8.5
Roisin knew the answer already. Should she tell him the
woman – Angela – was dead? She could answer herself without a second guess. She
was no medical expert so telling anyone she had seen the woman break out of her
mortal flesh and fly away would get her a long stay wearing a tight jacket in
Wednesfield’s Cygnet Hospital. She looked at him and shook her head, glancing
down at the flash of creamy-white as he stroked her broken hand, each movement
of his palm causing the wrist to flex and expose more of the underlying bone
structure. This was what Art school had lacked. The traditional dissection of a
body while students watched and sketched the details. It was all very well to
examine the skeleton as a dry, lifeless study model but to see the musculature
covering them, and the flesh and veins layer around them tighter than cables in
a public server was another lever of artistry. Had Virtual Reality come far
enough to give her that level of detail? Laverstone’s local hospital had closed
their body donation program, so somewhere there must be a computer capable of
running a program with medical level detail. Could she train as a doctor to get
access to it? Probably not, but there was a good chance she could work in a
mortuary.
She looked again at the woman’s blood-soaked face, frozen in
fear rather than the sanitised, peaceful end television generally offered and
felt the motif surge within her. Skeleton and angel. Mortality and soul. The
body was fragile, bones broken by chance. Yet in the terrified gaze Roisin saw
wings unfurling, a soul rising, a trumpet sounding in silence.

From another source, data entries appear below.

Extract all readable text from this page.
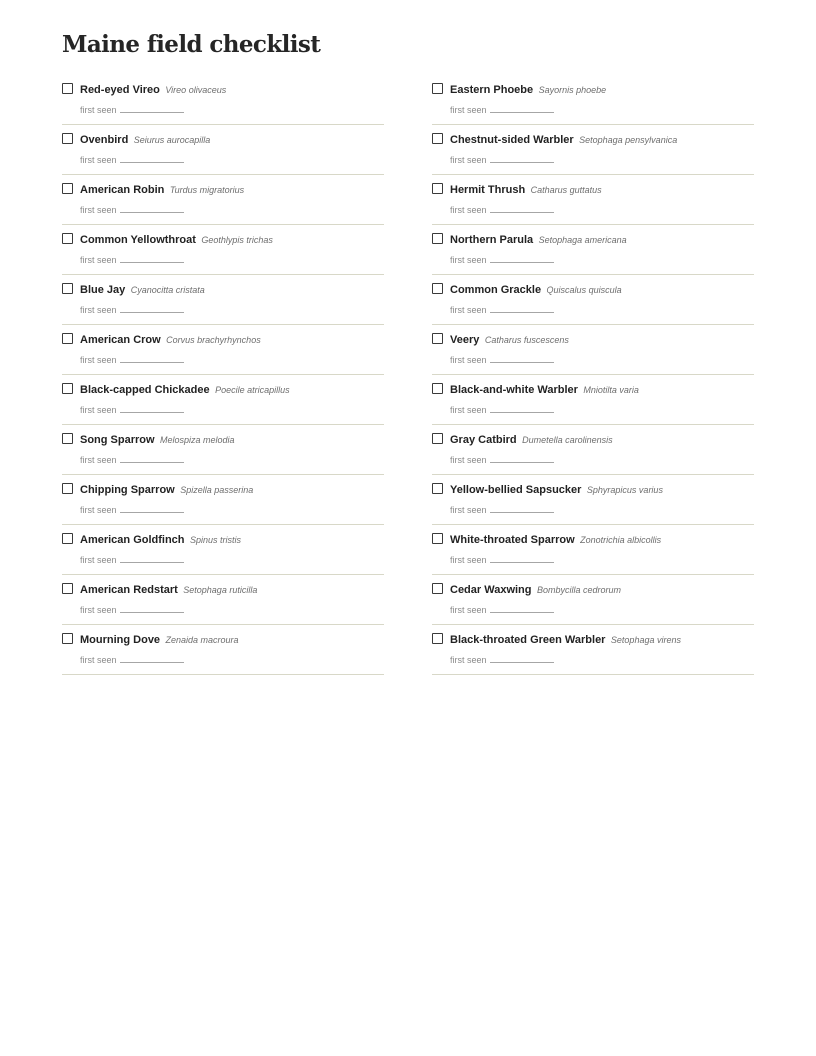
Maine field checklist
Red-eyed Vireo Vireo olivaceus
first seen
Ovenbird Seiurus aurocapilla
first seen
American Robin Turdus migratorius
first seen
Common Yellowthroat Geothlypis trichas
first seen
Blue Jay Cyanocitta cristata
first seen
American Crow Corvus brachyrhynchos
first seen
Black-capped Chickadee Poecile atricapillus
first seen
Song Sparrow Melospiza melodia
first seen
Chipping Sparrow Spizella passerina
first seen
American Goldfinch Spinus tristis
first seen
American Redstart Setophaga ruticilla
first seen
Mourning Dove Zenaida macroura
first seen
Eastern Phoebe Sayornis phoebe
first seen
Chestnut-sided Warbler Setophaga pensylvanica
first seen
Hermit Thrush Catharus guttatus
first seen
Northern Parula Setophaga americana
first seen
Common Grackle Quiscalus quiscula
first seen
Veery Catharus fuscescens
first seen
Black-and-white Warbler Mniotilta varia
first seen
Gray Catbird Dumetella carolinensis
first seen
Yellow-bellied Sapsucker Sphyrapicus varius
first seen
White-throated Sparrow Zonotrichia albicollis
first seen
Cedar Waxwing Bombycilla cedrorum
first seen
Black-throated Green Warbler Setophaga virens
first seen
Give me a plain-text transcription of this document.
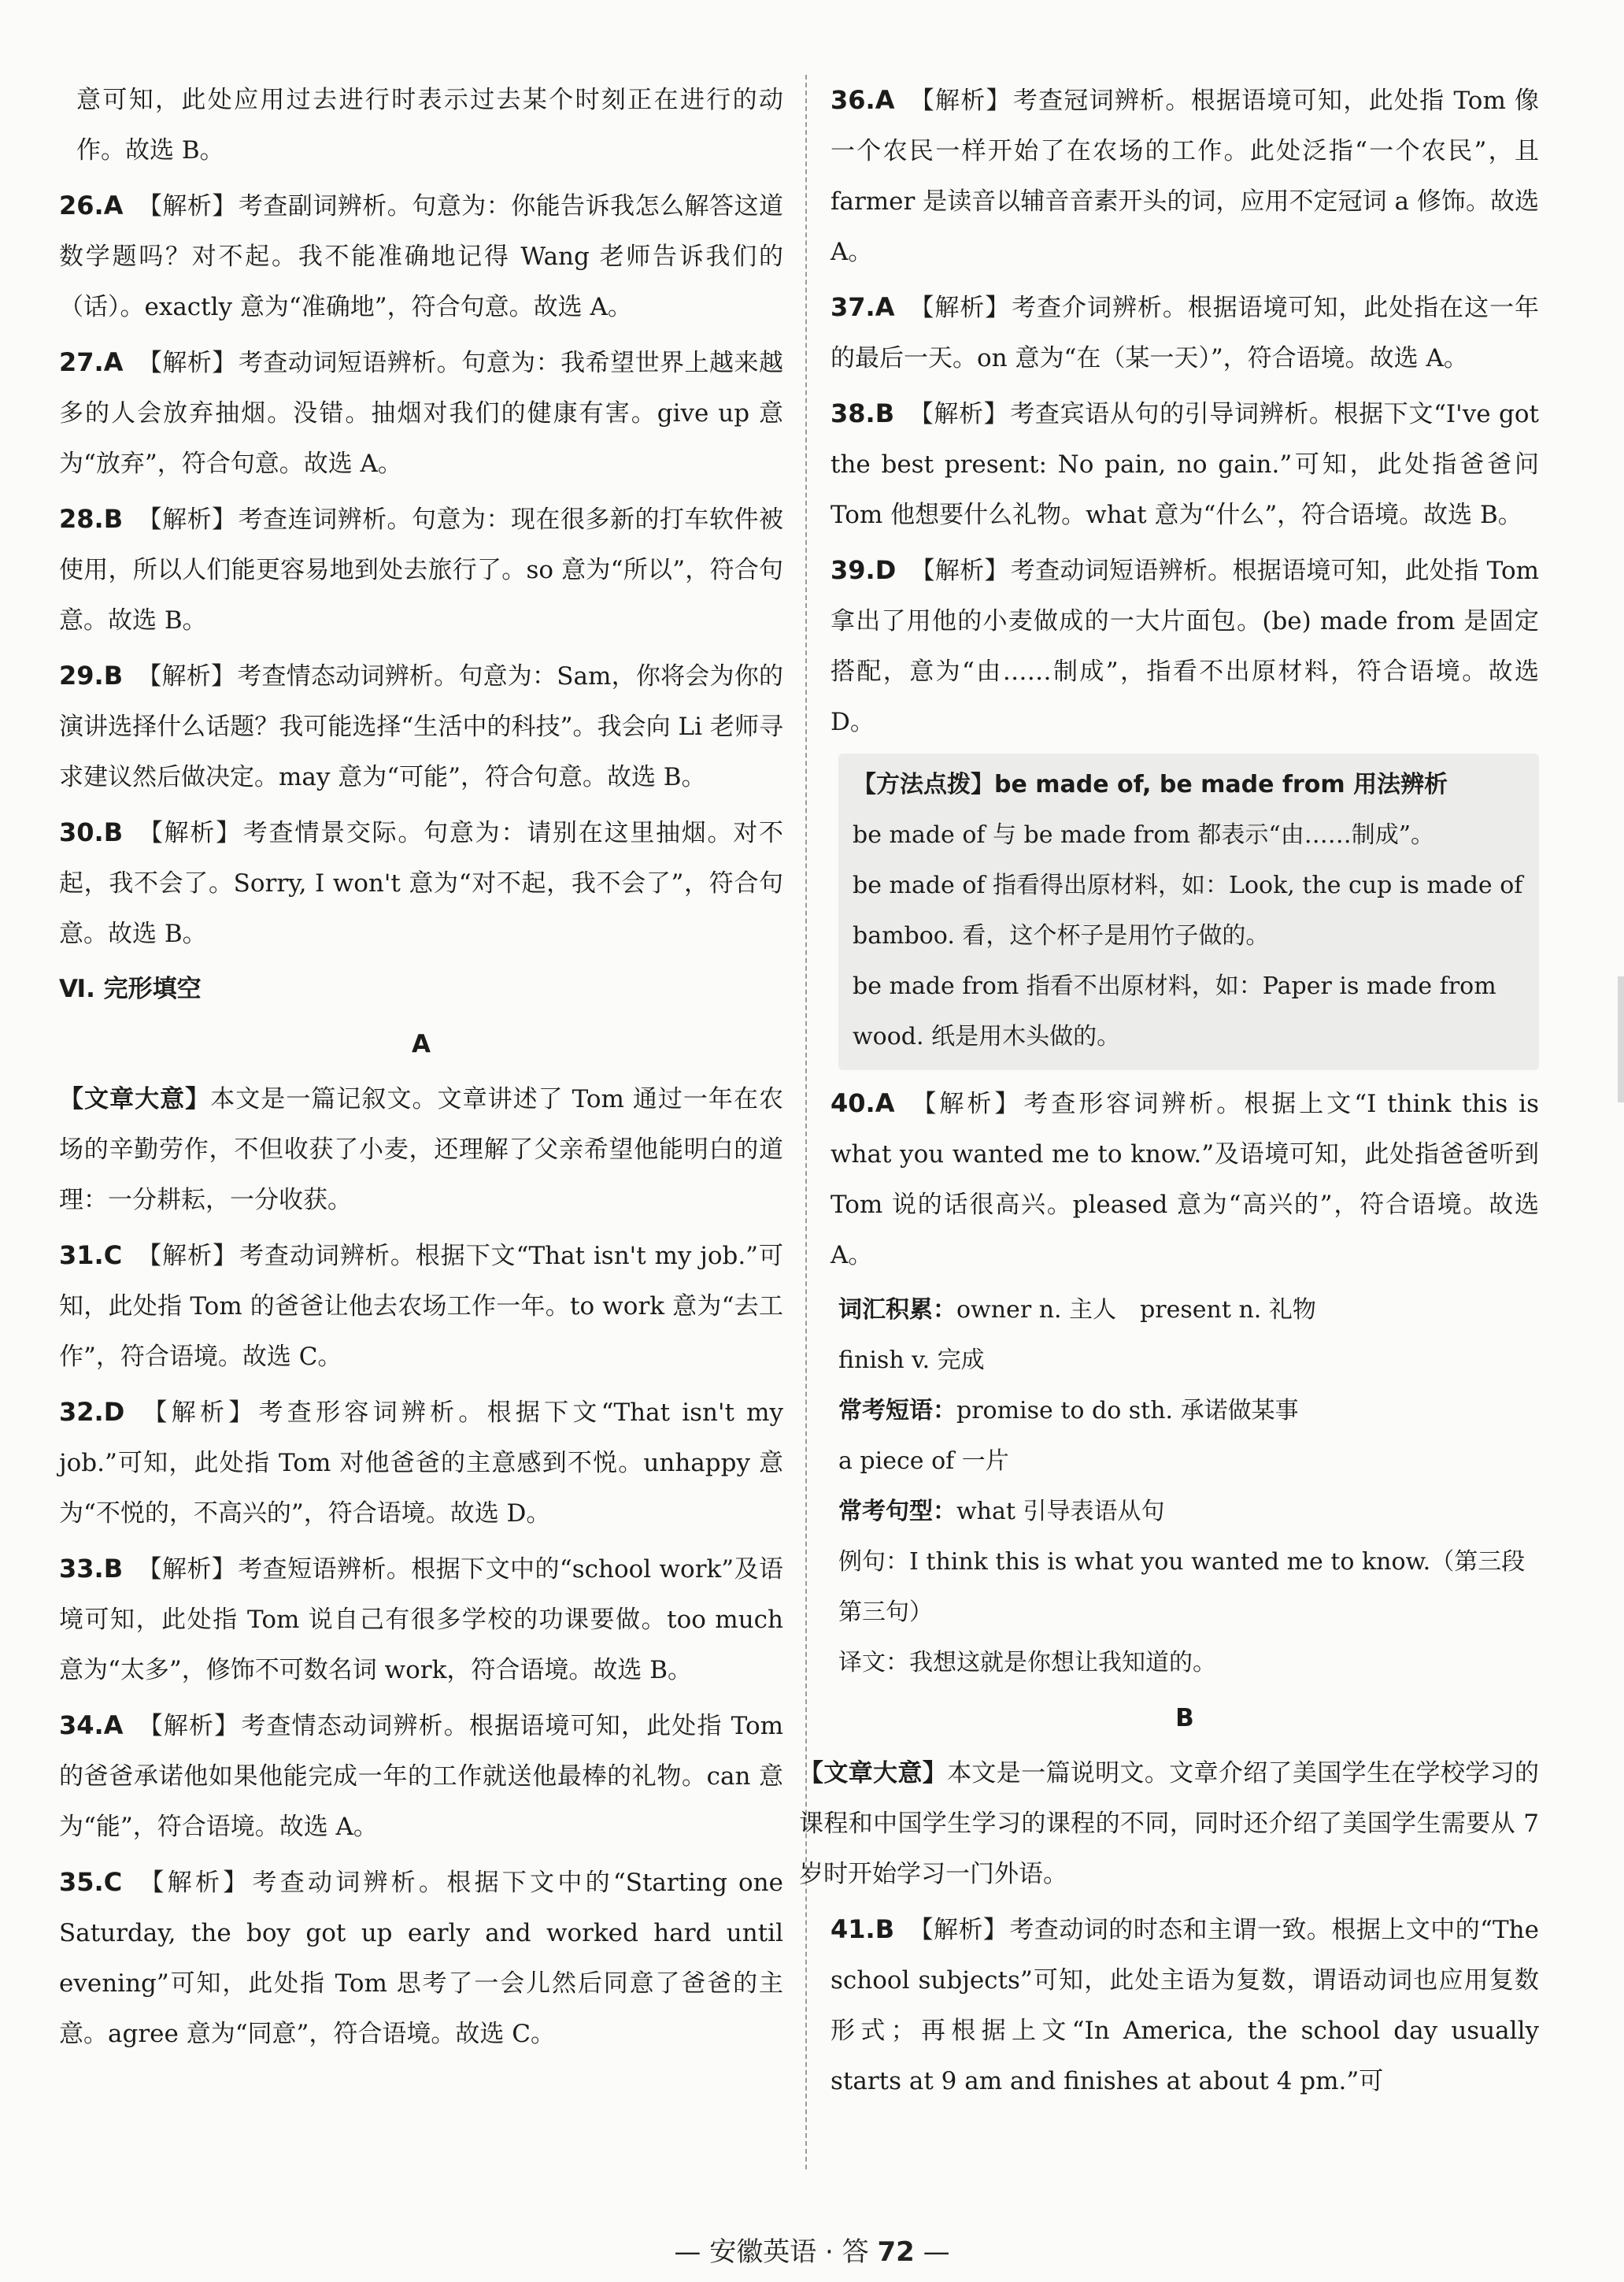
意可知，此处应用过去进行时表示过去某个时刻正在进行的动作。故选 B。

26.A 【解析】考查副词辨析。句意为：你能告诉我怎么解答这道数学题吗？对不起。我不能准确地记得 Wang 老师告诉我们的（话）。exactly 意为“准确地”，符合句意。故选 A。
27.A 【解析】考查动词短语辨析。句意为：我希望世界上越来越多的人会放弃抽烟。没错。抽烟对我们的健康有害。give up 意为“放弃”，符合句意。故选 A。
28.B 【解析】考查连词辨析。句意为：现在很多新的打车软件被使用，所以人们能更容易地到处去旅行了。so 意为“所以”，符合句意。故选 B。
29.B 【解析】考查情态动词辨析。句意为：Sam，你将会为你的演讲选择什么话题？我可能选择“生活中的科技”。我会向 Li 老师寻求建议然后做决定。may 意为“可能”，符合句意。故选 B。
30.B 【解析】考查情景交际。句意为：请别在这里抽烟。对不起，我不会了。Sorry, I won't 意为“对不起，我不会了”，符合句意。故选 B。
Ⅵ. 完形填空
A
【文章大意】本文是一篇记叙文。文章讲述了 Tom 通过一年在农场的辛勤劳作，不但收获了小麦，还理解了父亲希望他能明白的道理：一分耕耘，一分收获。
31.C 【解析】考查动词辨析。根据下文“That isn't my job.”可知，此处指 Tom 的爸爸让他去农场工作一年。to work 意为“去工作”，符合语境。故选 C。
32.D 【解析】考查形容词辨析。根据下文“That isn't my job.”可知，此处指 Tom 对他爸爸的主意感到不悦。unhappy 意为“不悦的，不高兴的”，符合语境。故选 D。
33.B 【解析】考查短语辨析。根据下文中的“school work”及语境可知，此处指 Tom 说自己有很多学校的功课要做。too much 意为“太多”，修饰不可数名词 work，符合语境。故选 B。
34.A 【解析】考查情态动词辨析。根据语境可知，此处指 Tom 的爸爸承诺他如果他能完成一年的工作就送他最棒的礼物。can 意为“能”，符合语境。故选 A。
35.C 【解析】考查动词辨析。根据下文中的“Starting one Saturday, the boy got up early and worked hard until evening”可知，此处指 Tom 思考了一会儿然后同意了爸爸的主意。agree 意为“同意”，符合语境。故选 C。
36.A 【解析】考查冠词辨析。根据语境可知，此处指 Tom 像一个农民一样开始了在农场的工作。此处泛指“一个农民”，且 farmer 是读音以辅音音素开头的词，应用不定冠词 a 修饰。故选 A。
37.A 【解析】考查介词辨析。根据语境可知，此处指在这一年的最后一天。on 意为“在（某一天）”，符合语境。故选 A。
38.B 【解析】考查宾语从句的引导词辨析。根据下文“I've got the best present: No pain, no gain.”可知，此处指爸爸问 Tom 他想要什么礼物。what 意为“什么”，符合语境。故选 B。
39.D 【解析】考查动词短语辨析。根据语境可知，此处指 Tom 拿出了用他的小麦做成的一大片面包。(be) made from 是固定搭配，意为“由……制成”，指看不出原材料，符合语境。故选 D。

【方法点拨】be made of, be made from 用法辨析

be made of 与 be made from 都表示“由……制成”。

be made of 指看得出原材料，如：Look, the cup is made of bamboo. 看，这个杯子是用竹子做的。

be made from 指看不出原材料，如：Paper is made from wood. 纸是用木头做的。

40.A 【解析】考查形容词辨析。根据上文“I think this is what you wanted me to know.”及语境可知，此处指爸爸听到 Tom 说的话很高兴。pleased 意为“高兴的”，符合语境。故选 A。

词汇积累：owner n. 主人　present n. 礼物

finish v. 完成

常考短语：promise to do sth. 承诺做某事

a piece of 一片

常考句型：what 引导表语从句

例句：I think this is what you wanted me to know.（第三段第三句）

译文：我想这就是你想让我知道的。

B
【文章大意】本文是一篇说明文。文章介绍了美国学生在学校学习的课程和中国学生学习的课程的不同，同时还介绍了美国学生需要从 7 岁时开始学习一门外语。
41.B 【解析】考查动词的时态和主谓一致。根据上文中的“The school subjects”可知，此处主语为复数，谓语动词也应用复数形式；再根据上文“In America, the school day usually starts at 9 am and finishes at about 4 pm.”可
— 安徽英语 · 答 72 —
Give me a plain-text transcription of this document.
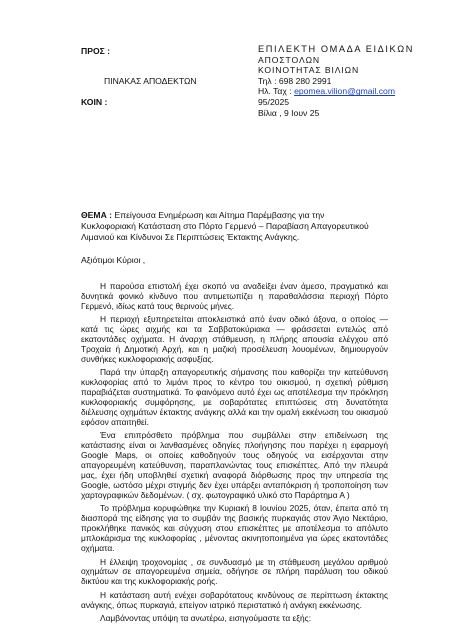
ΠΡΟΣ :
ΠΙΝΑΚΑΣ ΑΠΟΔΕΚΤΩΝ
ΚΟΙΝ :
ΕΠΙΛΕΚΤΗ ΟΜΑΔΑ ΕΙΔΙΚΩΝ
ΑΠΟΣΤΟΛΩΝ
ΚΟΙΝΟΤΗΤΑΣ ΒΙΛΙΩΝ
Τηλ : 698 280 2991
Ηλ. Ταχ : epomea.vilion@gmail.com
95/2025
Βίλια , 9 Ιουν 25
ΘΕΜΑ : Επείγουσα Ενημέρωση και Αίτημα Παρέμβασης για την Κυκλοφοριακή Κατάσταση στο Πόρτο Γερμενό – Παραβίαση Απαγορευτικού Λιμανιού και Κίνδυνοι Σε Περιπτώσεις Έκτακτης Ανάγκης.
Αξιότιμοι Κύριοι ,

Η παρούσα επιστολή έχει σκοπό να αναδείξει έναν άμεσο, πραγματικό και δυνητικά φονικό κίνδυνο που αντιμετωπίζει η παραθαλάσσια περιοχή Πόρτο Γερμενό, ιδίως κατά τους θερινούς μήνες.

Η περιοχή εξυπηρετείται αποκλειστικά από έναν οδικό άξονα, ο οποίος — κατά τις ώρες αιχμής και τα Σαββατοκύριακα — φράσσεται εντελώς από εκατοντάδες οχήματα. Η άναρχη στάθμευση, η πλήρης απουσία ελέγχου από Τροχαία ή Δημοτική Αρχή, και η μαζική προσέλευση λουομένων, δημιουργούν συνθήκες κυκλοφοριακής ασφυξίας.

Παρά την ύπαρξη απαγορευτικής σήμανσης που καθορίζει την κατεύθυνση κυκλοφορίας από το λιμάνι προς το κέντρο του οικισμού, η σχετική ρύθμιση παραβιάζεται συστηματικά. Το φαινόμενο αυτό έχει ως αποτέλεσμα την πρόκληση κυκλοφοριακής συμφόρησης, με σοβαρότατες επιπτώσεις στη δυνατότητα διέλευσης οχημάτων έκτακτης ανάγκης αλλά και την ομαλή εκκένωση του οικισμού εφόσον απαιτηθεί.

Ένα επιπρόσθετο πρόβλημα που συμβάλλει στην επιδείνωση της κατάστασης είναι οι λανθασμένες οδηγίες πλοήγησης που παρέχει η εφαρμογή Google Maps, οι οποίες καθοδηγούν τους οδηγούς να εισέρχονται στην απαγορευμένη κατεύθυνση, παραπλανώντας τους επισκέπτες. Από την πλευρά μας, έχει ήδη υποβληθεί σχετική αναφορά διόρθωσης προς την υπηρεσία της Google, ωστόσο μέχρι στιγμής δεν έχει υπάρξει ανταπόκριση ή τροποποίηση των χαρτογραφικών δεδομένων. ( σχ. φωτογραφικό υλικό στο Παράρτημα Α )

Το πρόβλημα κορυφώθηκε την Κυριακή 8 Ιουνίου 2025, όταν, έπειτα από τη διασπορά της είδησης για το συμβάν της βασικής πυρκαγιάς στον Άγιο Νεκτάριο, προκλήθηκε πανικός και σύγχυση στου επισκέπτες με αποτέλεσμα το απόλυτο μπλοκάρισμα της κυκλοφορίας , μένοντας ακινητοποιημένα για ώρες εκατοντάδες οχήματα.

Η έλλειψη τροχονομίας , σε συνδυασμό με τη στάθμευση μεγάλου αριθμού οχημάτων σε απαγορευμένα σημεία, οδήγησε σε πλήρη παράλυση του οδικού δικτύου και της κυκλοφοριακής ροής.

Η κατάσταση αυτή ενέχει σοβαρότατους κινδύνους σε περίπτωση έκτακτης ανάγκης, όπως πυρκαγιά, επείγον ιατρικό περιστατικό ή ανάγκη εκκένωσης.

Λαμβάνοντας υπόψη τα ανωτέρω, εισηγούμαστε τα εξής:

The street around them carried on — footsteps, voices,
traffic. Yet for Roisin, time had stopped. She pressed her hand lightly against
the woman’s shoulder, feeling the weight of bone beneath flesh, the absence of
breath.
Roisin took a breath, as if she could capture the last one
the woman had exhaled and divine the meaning of transformation from it.
“Skeleton and angel.” She nodded to herself as the reflection in the dead eyes
faded as they dried. “Both existing at once. Always Fractured.”
The man holding his partner’s broken hand looked up, his
cheeks streaked by the snail-trail of tears. He looked older than Angela, so
perhaps her brother or father rather than partner as Roisin had first assumed. “What
was that?”
She shook her head, pursing her lips into some semblance of
gravity. “An old prayer I once learned,” she told him, “Nothing important.”
At first, there were only a few people — the man who had
been walking behind the woman, a mother with a pushchair and another child by
the hand, a cyclist slowing to dismount. They gathered hesitantly, their
movements uncertain, as though the air itself had thickened around the fallen
body and might infect them if they got too close. “I’ve called an ambulance,”
said one girl with a local accent. “They’re sending one now. And the police,
too.”
The man bent low, his voice sharp as a knife blade with
urgency. “Angela! Don’t you dare die!” His words were military-clipped, his
breath rattling against the sobs he was holding in. Yet beneath the command was
love for the woman and a fear of being fractured further by her passing.
The mother covered her mouth, her eyes wide. Her gesture was
self-protective. As if witnessing the death could force her own soul to be
jarred loose from its housing, and she gathered her child to her skirts to
shield them from the sight. Yet her skeleton trembled withing its mortal frame
as the wheels of the pushchair rocked backward and forward against the pavement
seeming to echo the first moments of the woman’s fall, where fate twisted
between catching her balance and this tragic outcome.
The cyclist stood frozen, helmet in hand, his breath
shallow. His posture was rigid, as though his bones has fused together into one
whole sculpture. But when he stepped forward, placing a hand gently on the
shoulder of the man who had shouted, his touch was gentle, a gesture of
solidarity.
More people arrived, drawn by the sudden stillness. A woman
stopped her car and got out, her phone extended, taking a video she could
upload for the likes and the second-hand sympathy. The crowd thickened, voices
overlapping, footsteps pressing closer. Each person carried both mortality and
transcendence, skeleton and angel layered into their gestures. Roisin saw bones
in their panic, wings in their concern.
One woman knelt beside Roisin, her scarf trailing on the
pavement. Her hands hovered above the fallen body, uncertain whether to touch.
Skeletal hesitation, angelic compassion. She whispered, “Is she breathing?” but
the silence was already absolute.
A man in a suit crouched, checking the pulse of the intact
wrist, his fingers deft and precise. His movements were clinical, old bones
pressing against withered flesh. Yet his face softened when he looked up.
“She’s gone,” he murmured, though the words felt too heavy for the air.